Chacun son job

A Laeken, la politique du cordon sanitaire a permis d’obtenir des résultats dans la lutte contre la délinquance. Voici comment

Il y a encore un an, la bande « Marie-Christine » sévissait dans le quartier du même nom, près de la place Bockstael, à Laeken (Bruxelles). Repérée comme « bande urbaine » par la police communale, ce groupe d’une quinzaine de jeunes entre 16 et 19 ans, avec un chef et deux ou trois « lieutenants » à sa tête, avait l’habitude de choisir la place Willems comme lieu de ralliement.

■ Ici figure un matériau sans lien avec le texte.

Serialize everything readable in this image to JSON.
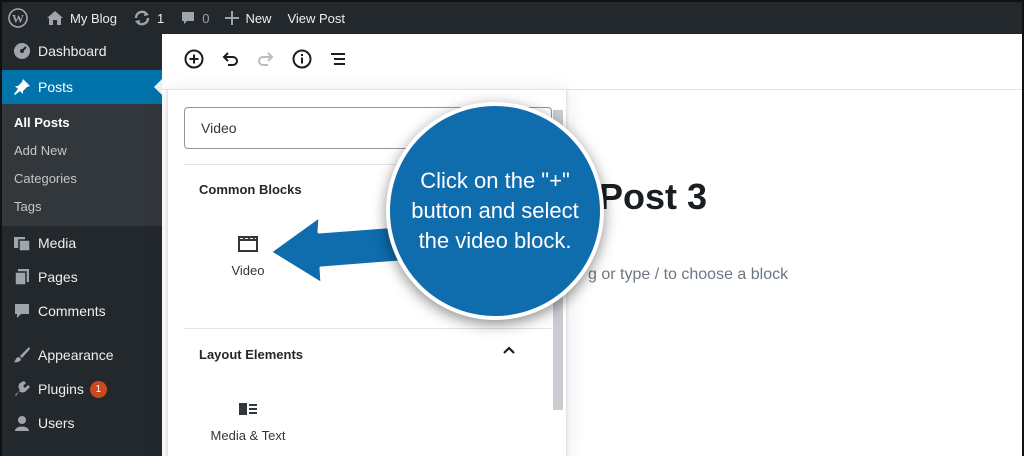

Elle y imposait la terreur, faisant fuir les mères de famille qui amenaient leurs bambins à la plaine de jeu. Elle commettait régulièrement des délits, qualifiés de « petite délinquance », surtout dans la rue Marie-Christine, très commerçante. Bref, loin de ressembler à l’image que l’on peut se faire des gangs américains, cette petite bande avait tout de même le don de faire régner un climat d’insécurité grandissant, dont le quartier se serait bien passé.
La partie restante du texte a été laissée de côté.